WikiLeaks Unveils NETmundial 2014: 23 Governments Draft Agreement On 'The Future Of Internet'
UPDATE: 1:13 p.m. EDT: WikiLeaks unveiled a draft of "The Future of Internet Governance," the guidelines for a meeting between representatives from 12 countries, including France, Germany, and the United States, and hosted by Brazil.
Representatives will discuss the "principles of Internet governance and the proposal for a roadmap for future development of this ecosystem," and live hubs will be held in 33 cities across 23 nations to allow the public "real time" interactions with the event in São Paulo, scheduled for April 23-24.
Originally: Julian Assange’s whistleblowing website, WikiLeaks, said it will make an “announcement relating to the future of the Internet” on Twitter Tuesday.
The site began teasing the announcement on the social media platform before 10 a.m. EDT. Last April, WikiLeaks published more than 1.7 million diplomatic cables and intelligence documents from the 1970s. Those documents included the so-called Kissinger cables, in which former Secretary of State Henry Kissinger was recorded saying, “The illegal we do immediately; the unconstitutional takes a little longer.”
WikiLeaks drew international attention four years ago when it unveiled a video showing classified cockpit gunsight footage of a 2007 Baghdad airstrike.

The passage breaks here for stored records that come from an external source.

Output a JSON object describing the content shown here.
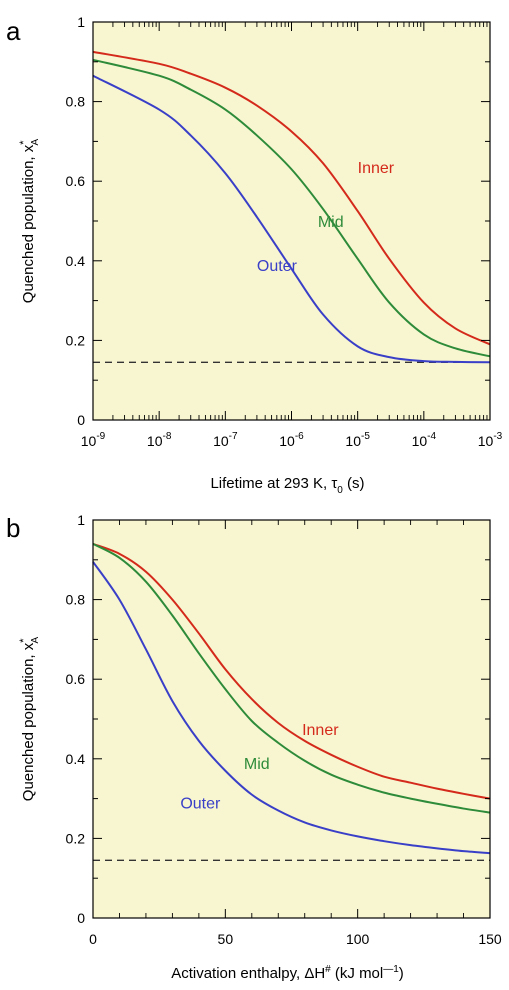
{
  "chart_data": [
    {
      "panel": "a",
      "type": "line",
      "x_scale": "log",
      "xlim": [
        1e-09,
        0.001
      ],
      "ylim": [
        0,
        1
      ],
      "xlabel": "Lifetime at 293 K, τ₀ (s)",
      "ylabel": "Quenched population, x*A",
      "x_ticks": [
        1e-09,
        1e-08,
        1e-07,
        1e-06,
        1e-05,
        0.0001,
        0.001
      ],
      "x_tick_labels": [
        {
          "base": "10",
          "exp": "-9"
        },
        {
          "base": "10",
          "exp": "-8"
        },
        {
          "base": "10",
          "exp": "-7"
        },
        {
          "base": "10",
          "exp": "-6"
        },
        {
          "base": "10",
          "exp": "-5"
        },
        {
          "base": "10",
          "exp": "-4"
        },
        {
          "base": "10",
          "exp": "-3"
        }
      ],
      "y_ticks": [
        0,
        0.2,
        0.4,
        0.6,
        0.8,
        1
      ],
      "y_tick_labels": [
        "0",
        "0.2",
        "0.4",
        "0.6",
        "0.8",
        "1"
      ],
      "reference_line": {
        "y": 0.145,
        "style": "dashed",
        "color": "#333333"
      },
      "series": [
        {
          "name": "Inner",
          "color": "#d42a1c",
          "x": [
            1e-09,
            1e-08,
            3e-08,
            1e-07,
            3e-07,
            1e-06,
            3e-06,
            1e-05,
            3e-05,
            0.0001,
            0.0003,
            0.001
          ],
          "y": [
            0.925,
            0.895,
            0.87,
            0.835,
            0.79,
            0.725,
            0.645,
            0.525,
            0.405,
            0.295,
            0.23,
            0.19
          ]
        },
        {
          "name": "Mid",
          "color": "#2e8b3a",
          "x": [
            1e-09,
            1e-08,
            3e-08,
            1e-07,
            3e-07,
            1e-06,
            3e-06,
            1e-05,
            3e-05,
            0.0001,
            0.0003,
            0.001
          ],
          "y": [
            0.905,
            0.865,
            0.83,
            0.78,
            0.715,
            0.63,
            0.53,
            0.405,
            0.295,
            0.215,
            0.18,
            0.16
          ]
        },
        {
          "name": "Outer",
          "color": "#3a3fc8",
          "x": [
            1e-09,
            1e-08,
            3e-08,
            1e-07,
            3e-07,
            1e-06,
            3e-06,
            1e-05,
            3e-05,
            0.0001,
            0.0003,
            0.001
          ],
          "y": [
            0.865,
            0.78,
            0.715,
            0.62,
            0.51,
            0.38,
            0.265,
            0.185,
            0.158,
            0.148,
            0.146,
            0.145
          ]
        }
      ],
      "label_anchors": [
        {
          "text": "Inner",
          "x": 1e-05,
          "y": 0.62
        },
        {
          "text": "Mid",
          "x": 2.5e-06,
          "y": 0.485
        },
        {
          "text": "Outer",
          "x": 3e-07,
          "y": 0.375
        }
      ]
    },
    {
      "panel": "b",
      "type": "line",
      "x_scale": "linear",
      "xlim": [
        0,
        150
      ],
      "ylim": [
        0,
        1
      ],
      "xlabel": "Activation enthalpy, ΔH# (kJ mol⁻¹)",
      "ylabel": "Quenched population, x*A",
      "x_ticks": [
        0,
        50,
        100,
        150
      ],
      "x_tick_labels": [
        "0",
        "50",
        "100",
        "150"
      ],
      "x_minor_ticks": [
        10,
        20,
        30,
        40,
        60,
        70,
        80,
        90,
        110,
        120,
        130,
        140
      ],
      "y_ticks": [
        0,
        0.2,
        0.4,
        0.6,
        0.8,
        1
      ],
      "y_tick_labels": [
        "0",
        "0.2",
        "0.4",
        "0.6",
        "0.8",
        "1"
      ],
      "reference_line": {
        "y": 0.145,
        "style": "dashed",
        "color": "#333333"
      },
      "series": [
        {
          "name": "Inner",
          "color": "#d42a1c",
          "x": [
            0,
            10,
            20,
            30,
            40,
            50,
            60,
            70,
            80,
            90,
            100,
            110,
            120,
            130,
            140,
            150
          ],
          "y": [
            0.94,
            0.915,
            0.87,
            0.8,
            0.715,
            0.625,
            0.55,
            0.49,
            0.445,
            0.41,
            0.38,
            0.355,
            0.34,
            0.325,
            0.312,
            0.3
          ]
        },
        {
          "name": "Mid",
          "color": "#2e8b3a",
          "x": [
            0,
            10,
            20,
            30,
            40,
            50,
            60,
            70,
            80,
            90,
            100,
            110,
            120,
            130,
            140,
            150
          ],
          "y": [
            0.94,
            0.905,
            0.845,
            0.76,
            0.665,
            0.575,
            0.495,
            0.44,
            0.395,
            0.36,
            0.335,
            0.315,
            0.3,
            0.287,
            0.275,
            0.265
          ]
        },
        {
          "name": "Outer",
          "color": "#3a3fc8",
          "x": [
            0,
            10,
            20,
            30,
            40,
            50,
            60,
            70,
            80,
            90,
            100,
            110,
            120,
            130,
            140,
            150
          ],
          "y": [
            0.895,
            0.8,
            0.675,
            0.545,
            0.445,
            0.37,
            0.31,
            0.27,
            0.24,
            0.22,
            0.205,
            0.193,
            0.183,
            0.175,
            0.168,
            0.163
          ]
        }
      ],
      "label_anchors": [
        {
          "text": "Inner",
          "x": 79,
          "y": 0.46
        },
        {
          "text": "Mid",
          "x": 57,
          "y": 0.375
        },
        {
          "text": "Outer",
          "x": 33,
          "y": 0.275
        }
      ]
    }
  ],
  "panels": [
    {
      "letter": "a"
    },
    {
      "letter": "b"
    }
  ],
  "style": {
    "plot_background": "#f8f6d0",
    "axis_color": "#000000"
  }
}
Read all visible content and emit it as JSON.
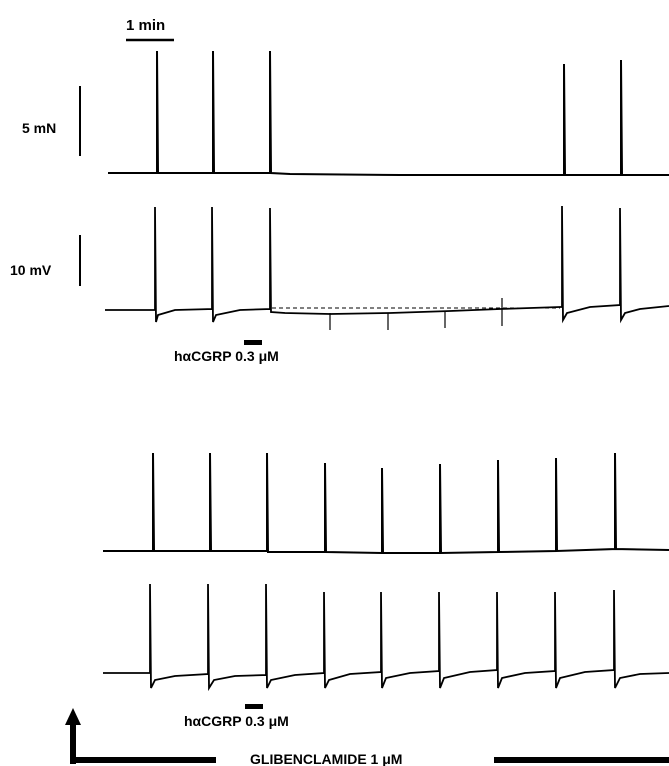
{
  "figure": {
    "timescale_label": "1 min",
    "force_scale_label": "5 mN",
    "voltage_scale_label": "10 mV",
    "drug_label_top": "hαCGRP 0.3 μM",
    "drug_label_bottom": "hαCGRP 0.3 μM",
    "background_label": "GLIBENCLAMIDE 1 μM"
  },
  "colors": {
    "trace": "#000000",
    "background": "#ffffff"
  }
}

Assange announced earlier this month that he was writing a “major” new book, in which he said he would detail a 2011 encounter with Google (NASDAQ:GOOG) Chairman Eric Schmidt. His publisher said that the book, “When Google Met WikiLeaks,” includes “an historic dialogue” between the “North and South Poles of the Internet.”
The book is scheduled to be published in September, and in it Assange is expected to recall a meeting with Schmidt during his 2011 house arrest, when he argued for “the liberating power of the Internet … based on its freedom and statelessness” -- and Schmidt countered by saying “emancipation is at one with U.S. foreign policy objectives and is driven by connecting non-Western countries to American companies and markets,” according to publisher OR Books.